Beri yandan birkaç yıl önce haberlerde Ali Kırca’nın bir sunumu aklıma gelir. "Türk milleti yakın tarihte bir günü hiç unutmadı" sözleriyle paylaşılan olay 1963’te Kıbrıs’ta askeri Doktor Nihat İlhan’ın ailesinin EOKA tarafından katledilmesidir.
Yine ünlü Johnson mektubunu da biliriz. Evet, 1964’te Türkiye’ye gönderilen ultimatom gibi mektup. Özetle belirtirsek; Türkiye, Kıbrıs’a müdahale hazırlıklarına başlar. Tabi Amerika’nın tepkisi gecikmez. Üslup açısından her zaman tartışılmış ve diplomatik nezaket açısından eleştirilmiş bu mektupta Amerika, Türkiye’ye şunları demektedir: Kıbrıs’a müdahaleniz Türkiye ile Yunanistan’ı karşı karşıya getirir. İki müttefik ülkenin savaşımı Nato çıkarlarına uygun düşmez. Üstelik bu yöndeki bir hareketiniz Sovyetler Birliği’nin de Türkiye’ye harp ilan etmesine ve saldırmasına yol açar. Açıkçası uğrayacağınız böyle bir saldırıda Nato ve Amerika sizin yanınızda yer almakta isteksiz davranır. Ve tabi harekât teşebbüsümüz sona erecektir.
Hatta o sırada Başbakan olan İsmet İnönü’nün "Bir dünya kurulur ve Türkiye’de o dünyada yer alır" demesi de ilginçtir. Ancak bu söz o dönem için tatbik edilebilmiş değil açıkçası.

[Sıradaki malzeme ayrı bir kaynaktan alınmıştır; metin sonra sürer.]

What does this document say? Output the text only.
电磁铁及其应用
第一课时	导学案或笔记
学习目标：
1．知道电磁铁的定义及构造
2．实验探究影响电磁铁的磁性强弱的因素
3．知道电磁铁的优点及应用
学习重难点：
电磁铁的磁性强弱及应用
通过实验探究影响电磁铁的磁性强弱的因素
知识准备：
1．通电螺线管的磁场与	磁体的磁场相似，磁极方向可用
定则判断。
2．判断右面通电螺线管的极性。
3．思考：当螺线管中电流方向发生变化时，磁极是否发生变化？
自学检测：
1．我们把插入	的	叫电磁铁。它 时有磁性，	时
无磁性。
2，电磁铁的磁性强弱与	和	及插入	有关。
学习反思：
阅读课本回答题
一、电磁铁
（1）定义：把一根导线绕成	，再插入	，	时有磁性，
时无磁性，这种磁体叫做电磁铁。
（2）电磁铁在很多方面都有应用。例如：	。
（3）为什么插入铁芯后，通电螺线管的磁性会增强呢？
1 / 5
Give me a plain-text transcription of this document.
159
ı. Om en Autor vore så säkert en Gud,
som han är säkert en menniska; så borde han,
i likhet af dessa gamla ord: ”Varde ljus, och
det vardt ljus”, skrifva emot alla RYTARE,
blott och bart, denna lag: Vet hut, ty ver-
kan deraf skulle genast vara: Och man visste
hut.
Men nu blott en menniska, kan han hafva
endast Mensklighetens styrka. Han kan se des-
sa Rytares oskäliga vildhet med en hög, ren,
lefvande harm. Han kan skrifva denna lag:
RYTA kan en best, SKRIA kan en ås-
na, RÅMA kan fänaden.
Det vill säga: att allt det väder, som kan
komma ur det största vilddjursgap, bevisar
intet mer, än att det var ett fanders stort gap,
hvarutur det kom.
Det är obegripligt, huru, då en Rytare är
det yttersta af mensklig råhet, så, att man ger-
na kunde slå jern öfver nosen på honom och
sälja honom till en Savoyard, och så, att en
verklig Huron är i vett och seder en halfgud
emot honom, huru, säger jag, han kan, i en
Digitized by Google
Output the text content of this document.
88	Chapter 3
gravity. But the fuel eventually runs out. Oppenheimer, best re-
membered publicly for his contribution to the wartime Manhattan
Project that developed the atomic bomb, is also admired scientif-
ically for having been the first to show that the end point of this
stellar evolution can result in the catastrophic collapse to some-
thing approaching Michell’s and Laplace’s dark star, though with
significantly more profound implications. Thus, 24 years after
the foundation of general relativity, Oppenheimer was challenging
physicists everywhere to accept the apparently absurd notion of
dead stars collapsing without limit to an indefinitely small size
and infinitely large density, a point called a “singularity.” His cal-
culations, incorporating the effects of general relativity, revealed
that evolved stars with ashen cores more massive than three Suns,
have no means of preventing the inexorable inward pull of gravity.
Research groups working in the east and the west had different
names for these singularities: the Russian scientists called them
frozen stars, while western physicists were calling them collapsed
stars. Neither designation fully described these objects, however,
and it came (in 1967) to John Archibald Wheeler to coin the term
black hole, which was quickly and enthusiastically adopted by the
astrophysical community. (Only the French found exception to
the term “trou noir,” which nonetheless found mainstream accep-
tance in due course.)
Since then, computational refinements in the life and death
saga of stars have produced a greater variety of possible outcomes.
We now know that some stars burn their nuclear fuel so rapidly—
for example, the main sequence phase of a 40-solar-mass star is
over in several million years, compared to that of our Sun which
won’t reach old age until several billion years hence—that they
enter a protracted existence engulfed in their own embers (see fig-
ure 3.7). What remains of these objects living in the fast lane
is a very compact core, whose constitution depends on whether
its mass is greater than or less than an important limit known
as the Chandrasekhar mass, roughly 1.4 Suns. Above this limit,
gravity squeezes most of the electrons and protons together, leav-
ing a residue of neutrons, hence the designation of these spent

Şüphesiz ülkemizi yoğun bir hazırlık dönemi beklemektedir. Bu devreyi simgeleyen ilgi çekici örneklerle karşılaşırız. Sözgelimi Kıbrıs’ta Rum radyosunun bir Yesari Asım Arsoy bestesi “Beklerimde Gelmedin” adlı değerli musiki eserini yayınlamasına karşın Bayrak radyosu kanalıyla ünlü şairlerimizden Ümit Yaşar Oğuzcan’ın bir şiirinden bestelenen “Bir Gece Ansızın Gelebilirim” isimli kıymetli bir parçayla karşılık vermemiz o günlerden sıcacık bir hatıra olmalıdır.
Nihayet, 1974’te Türkiye garantör devlet olmaktan gelen haklarını kullanır ve adaya müdahale eder. Hiç şüphesiz garantör devlet hakkını elde etmemiz 1959’da gerçekleştirilmiş olup, merhum Adnan Menderes’in Başbakanlığı ve yine rahmetli Fatin Rüştü Zorlu’nun Dışişleri Bakanlığı dönemine aittir. Bu hususun uzantısı olarak 20 Temmuz ve 14 Ağustos tarihli iki harekâtı hatırlayabiliriz. Elbette mekanik bir duruşla çevireceğimiz takvim yaprakları değildir onlar. Mehmetçiğimizin aziz hatırası önünde eğileceğimiz günlerdir.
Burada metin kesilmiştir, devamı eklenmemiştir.